In multi-district litigation arising out of the manufacture of allegedly defective plumbing fittings, the U.S. District Court for the District of Minnesota recently ordered the defendant to name a witness to be deposed on whether it preserved evidence dating back to its notice of likely litigation, before a putative class suit was filed. In re: Zurn Pex Plumbing Products Liability Litigation, D. Minn., MDL No. 08-1958.

Plaintiffs allege that the defendant erred in its document preservation efforts three years before any litigation was actually filed, claiming that the number of warranty claims to the company somehow triggered a duty to preserve. However, in late October 2007, the parties were ordered to engage in focused discovery on the issue of class certification, and discovery of electronically stored information was limited, absent a showing of easy accessibility at an affordable cost.
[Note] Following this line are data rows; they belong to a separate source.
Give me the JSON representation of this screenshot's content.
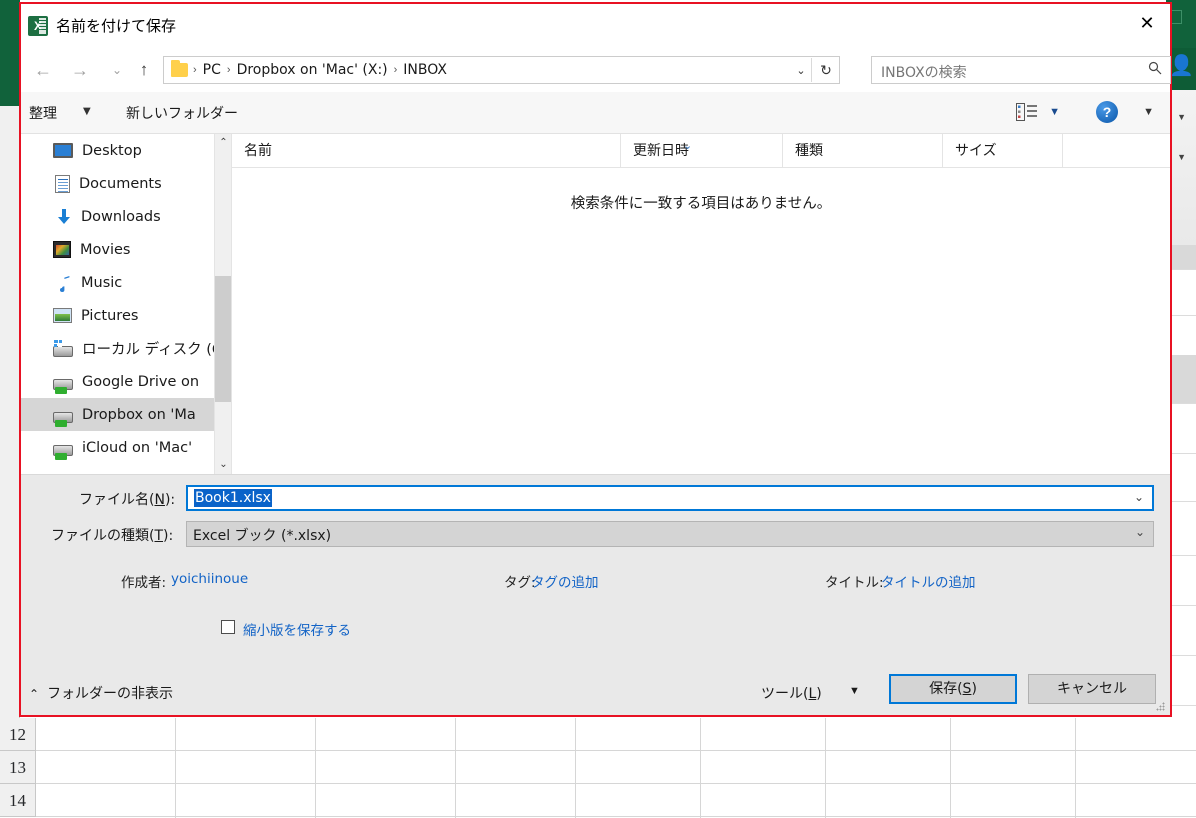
{
  "dialog": {
    "title": "名前を付けて保存",
    "app_icon": "excel-icon",
    "close_label": "✕"
  },
  "nav": {
    "back_label": "←",
    "forward_label": "→",
    "recent_label": "⌄",
    "up_label": "↑",
    "breadcrumbs": [
      "PC",
      "Dropbox on 'Mac' (X:)",
      "INBOX"
    ],
    "separator": "›",
    "address_caret": "⌄",
    "refresh_label": "↻"
  },
  "search": {
    "placeholder": "INBOXの検索",
    "icon": "🔎"
  },
  "toolbar": {
    "organize_label": "整理",
    "organize_caret": "▼",
    "new_folder_label": "新しいフォルダー",
    "view_caret": "▼",
    "help_label": "?",
    "more_caret": "▼"
  },
  "sidebar": {
    "items": [
      {
        "label": "Desktop",
        "icon": "desktop-icon",
        "selected": false
      },
      {
        "label": "Documents",
        "icon": "documents-icon",
        "selected": false
      },
      {
        "label": "Downloads",
        "icon": "downloads-icon",
        "selected": false
      },
      {
        "label": "Movies",
        "icon": "movies-icon",
        "selected": false
      },
      {
        "label": "Music",
        "icon": "music-icon",
        "selected": false
      },
      {
        "label": "Pictures",
        "icon": "pictures-icon",
        "selected": false
      },
      {
        "label": "ローカル ディスク (C",
        "icon": "local-disk-icon",
        "selected": false
      },
      {
        "label": "Google Drive on",
        "icon": "network-drive-icon",
        "selected": false
      },
      {
        "label": "Dropbox on 'Ma",
        "icon": "network-drive-icon",
        "selected": true
      },
      {
        "label": "iCloud on 'Mac'",
        "icon": "network-drive-icon",
        "selected": false
      }
    ],
    "scroll_up": "⌃",
    "scroll_down": "⌄"
  },
  "file_list": {
    "columns": [
      {
        "label": "名前",
        "sorted": false
      },
      {
        "label": "更新日時",
        "sorted": true
      },
      {
        "label": "種類",
        "sorted": false
      },
      {
        "label": "サイズ",
        "sorted": false
      }
    ],
    "sort_chevron": "⌄",
    "empty_message": "検索条件に一致する項目はありません。",
    "rows": []
  },
  "form": {
    "filename_label": "ファイル名(N):",
    "filename_value": "Book1.xlsx",
    "filetype_label": "ファイルの種類(T):",
    "filetype_value": "Excel ブック (*.xlsx)",
    "combo_caret": "⌄",
    "author_label": "作成者:",
    "author_value": "yoichiinoue",
    "tags_label": "タグ:",
    "tags_value": "タグの追加",
    "title_label": "タイトル:",
    "title_value": "タイトルの追加",
    "thumbnail_checkbox_label": "縮小版を保存する",
    "thumbnail_checked": false
  },
  "footer": {
    "hide_folders_caret": "⌃",
    "hide_folders_label": "フォルダーの非表示",
    "tools_label": "ツール(L)",
    "tools_caret": "▼",
    "save_label": "保存(S)",
    "cancel_label": "キャンセル"
  },
  "background": {
    "app": "Excel",
    "share_icon": "add-user-icon",
    "row_headers": [
      "12",
      "13",
      "14"
    ],
    "ribbon_caret": "▼"
  },
  "colors": {
    "excel_green": "#11623b",
    "dialog_border_red": "#e81123",
    "accent_blue": "#0078d7",
    "link_blue": "#1263c6",
    "selection_blue": "#0a63c9"
  }
}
Plaintiffs moved to compel a Rule 30(b)(6) deposition and identification of a 30(b)(1) deponent as they sought to depose a corporate representative regarding document retention practices and possible spoliation of evidence. Defendant resisted, arguing that plaintiffs have no reason to believe evidence has been destroyed; the requests are unreasonably burdensome; and the requests violate the prior discovery orders.

The court, however, permitted the deposition limited to determining whether discoverable evidence had been inadvertently destroyed. The court noted that case law requires plaintiffs to designate, with painstaking specificity, the particular subject areas that are intended to be questioned, and that are relevant to the issues in dispute,” but found somehow that plaintiffs had done so by “circumscribing” their request to information concerning the identified risk of litigation for Zurn Pex, Inc. with respect to its brass fittings.

Yet another cautionary tale from the world of ESI.  It is crucial for defendants to retain counsel who can assess and advise on the e-discovery issues.